By post curing in a UV light box, the print gets it final curing for hardness and dimensional stability. Depending on your printer and resin, your options range from a simple UV light chamber to a system specific curing unit that may offer nitrogen or heating options. In this step the print will be subject to heat and a dimensional change. It is important to follow the resin manufacturer’s instructions to achieve an accurate and sometimes biocompatible result.
Printer and Resin Choices
Outside of factors like price, speed and build volume, your choice essentially comes down to openness vs ease of use. The more closed the system, the less chance of errors. However, a more open system will increase flexibility to adapt to changes, circumvent problems and integrate new outcomes.
The ability to choose your preferred type of resin provides the opportunity to not only reduce ongoing costs but can also mean the difference between introducing a new workflow or printing at all. This can be seen when printer brands restrict use to their own materials. This can quickly become problematic if you dislike the manufacturer’s offerings/resin properties, or there is supply shortage. It also becomes problematic when alternate brand releases a newer resin with superior properties to that of the offering you are locked into.

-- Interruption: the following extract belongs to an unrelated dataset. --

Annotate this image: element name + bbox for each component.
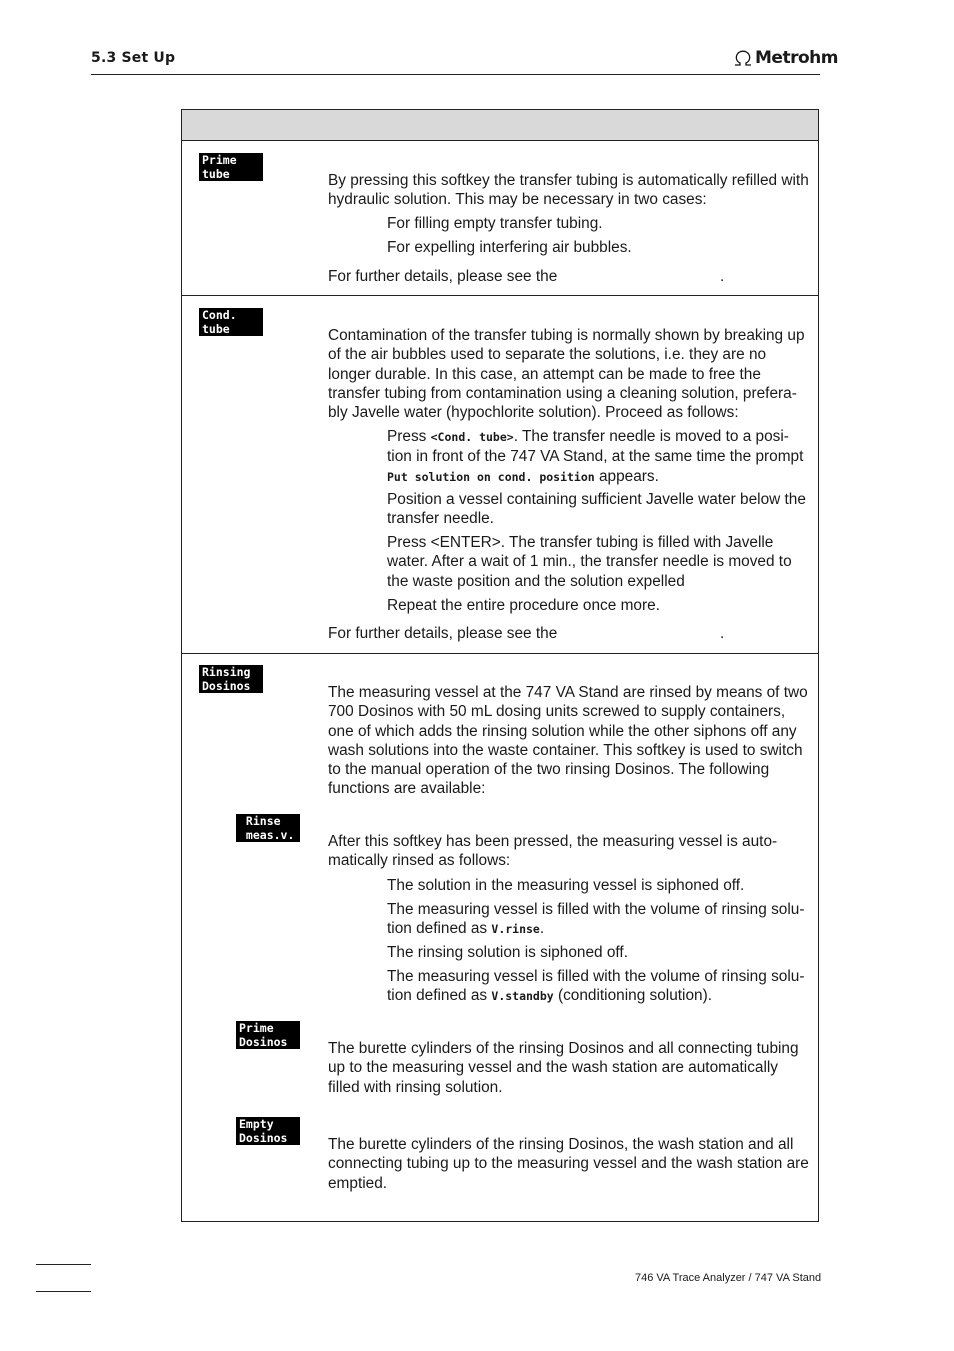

The underlying factor of this is biocompatibility and TGA approval, which are indeed tied to the machine/ workflow. With an ever-increasing number of third-party resins becoming available and approved for multiple printers, this is a very important factor.
When researching, a third-party resin should not only reduce ongoing consumable costs but do so without compromising quality or workflow.
Open printers are becoming a more desirable proposition to facilitate businesses in supply options and material choices. The ability to change and manipulate work flows to suit ever changing technology and patient outcomes continues to rank of high importance within a dental practice or lab.